Antoine Vincent Walsh, Irish Slave Trader, born

Antoine Walsh

*Antoine Vincent Walsh was born on this date in 1703. He was a white Irish shipowner and African slave trader in Nantes, France, whose family were exiled Jacobites.

Antoine Walsh was born in Saint-Malo, Brittany, France, the son of Philip Walsh, Ballynacooly, County Kilkenny. His father was a Waterford merchant, who settled in Saint-Malo, Brittany, after the Treaty of Limerick in 1691. Philip Walsh married Anne White in 1695, also an Irish Catholic exile. Walsh had conveyed the defeated James II of England from Kinsale, County Cork, Ireland, to Saint-Malo, Brittany, France, in 1690, after the Battle of the Boyne, thus starting the Walsh family's reliable connections to the exiled House of Stuart in France. He would die at sea on an African voyage.

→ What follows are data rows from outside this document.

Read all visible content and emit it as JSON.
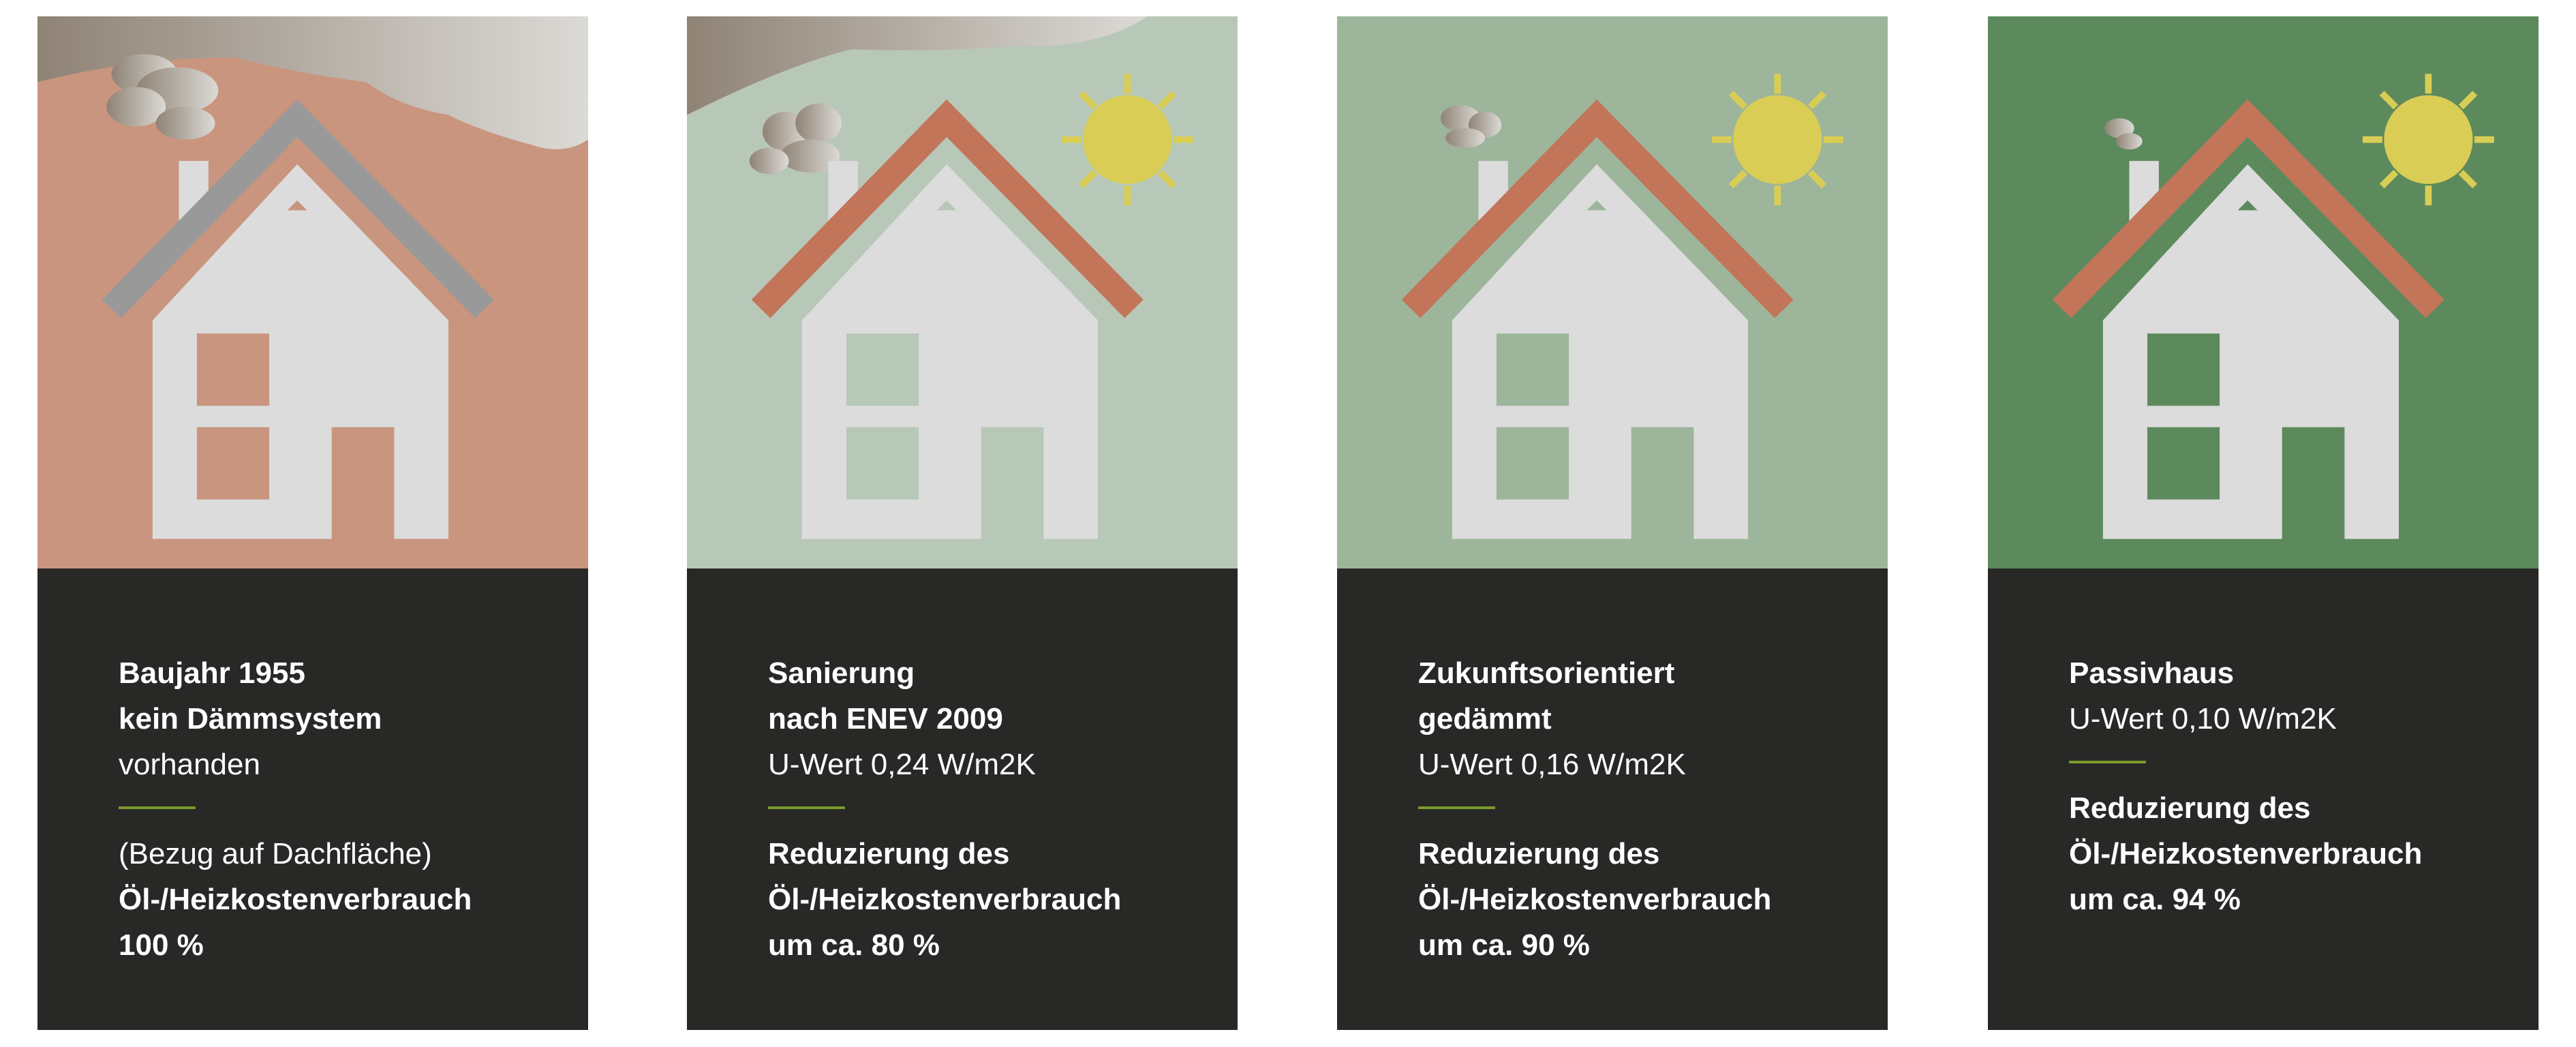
{
  "colors": {
    "card_text_bg": "#282826",
    "divider": "#7a9a2a",
    "house": "#dcdcdc",
    "sun": "#d9cd55"
  },
  "cards": [
    {
      "bg": "#c9957e",
      "roof": "#999999",
      "sun": false,
      "smoke": "heavy",
      "top": [
        {
          "text": "Baujahr 1955",
          "bold": true
        },
        {
          "text": "kein Dämmsystem",
          "bold": true
        },
        {
          "text": "vorhanden",
          "bold": false
        }
      ],
      "bottom": [
        {
          "text": "(Bezug auf Dachfläche)",
          "bold": false
        },
        {
          "text": "Öl-/Heizkostenverbrauch",
          "bold": true
        },
        {
          "text": "100 %",
          "bold": true
        }
      ]
    },
    {
      "bg": "#b8c8b8",
      "roof": "#c27559",
      "sun": true,
      "smoke": "medium",
      "top": [
        {
          "text": "Sanierung",
          "bold": true
        },
        {
          "text": "nach ENEV 2009",
          "bold": true
        },
        {
          "text": "U-Wert 0,24 W/m2K",
          "bold": false
        }
      ],
      "bottom": [
        {
          "text": "Reduzierung des",
          "bold": true
        },
        {
          "text": "Öl-/Heizkostenverbrauch",
          "bold": true
        },
        {
          "text": "um ca. 80 %",
          "bold": true
        }
      ]
    },
    {
      "bg": "#9db59a",
      "roof": "#c27559",
      "sun": true,
      "smoke": "small",
      "top": [
        {
          "text": "Zukunftsorientiert",
          "bold": true
        },
        {
          "text": "gedämmt",
          "bold": true
        },
        {
          "text": "U-Wert 0,16 W/m2K",
          "bold": false
        }
      ],
      "bottom": [
        {
          "text": "Reduzierung des",
          "bold": true
        },
        {
          "text": "Öl-/Heizkostenverbrauch",
          "bold": true
        },
        {
          "text": "um ca. 90 %",
          "bold": true
        }
      ]
    },
    {
      "bg": "#5c8a5c",
      "roof": "#c27559",
      "sun": true,
      "smoke": "tiny",
      "top": [
        {
          "text": "Passivhaus",
          "bold": true
        },
        {
          "text": "U-Wert 0,10 W/m2K",
          "bold": false
        }
      ],
      "bottom": [
        {
          "text": "Reduzierung des",
          "bold": true
        },
        {
          "text": "Öl-/Heizkostenverbrauch",
          "bold": true
        },
        {
          "text": "um ca. 94 %",
          "bold": true
        }
      ]
    }
  ]
}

After serving in the French Navy, Antoine settled in Nantes, which had emerged as France's chief slaving port, where Walsh found a close-knit Irish community. In 1741 he married Mary O'Shiell, a French Irish businesswoman. She was the daughter of the Irish Jacobite Luke O'Shiell, who was born in Dublin but emigrated to Nantes, France, after the Irish defeat of 1690, and Agnès Vanasse. In 1755, the O'Shiell family became ennobled.

Antoine Walsh became a merchant and was a major figure in and made a fortune from the Middle Passage Atlantic slave trade of Nantes. Slave trading and plantation-owning had made him the friend of kings. Antoine became wealthy on the back of the slave trade. The business operated triangularly, supplying Africa with textiles, brandy, and firearms; enslaved people for the French West Indies in Martinique, Guadeloupe, and Saint-Domingue; sugar and tobacco for Europe. He remained a trusted friend of the prince, acting as an intermediary with Frederick II of Prussia's ambassador to Paris, Earl Marischal, in their dispute in 1754.

Antoine Vincent Walsh died at Cap Français, San Domingo (Haiti), on March 2, 1763. On his death, his Jacobite peerage passed to his second and only surviving son, Antoine Jean Baptiste Walsh, Comte de Serrant. The Walsh family relates to the Irish Brigade. After the Glorious Revolution, Louis XIV founded the brigade in May 1690; it consisted of three regiments; one of which would be renamed the Walsh regiment in 1770; when led by a nephew of Antoine, born in Cadiz, home to another colony of officers and shipowners, who were Jacobites.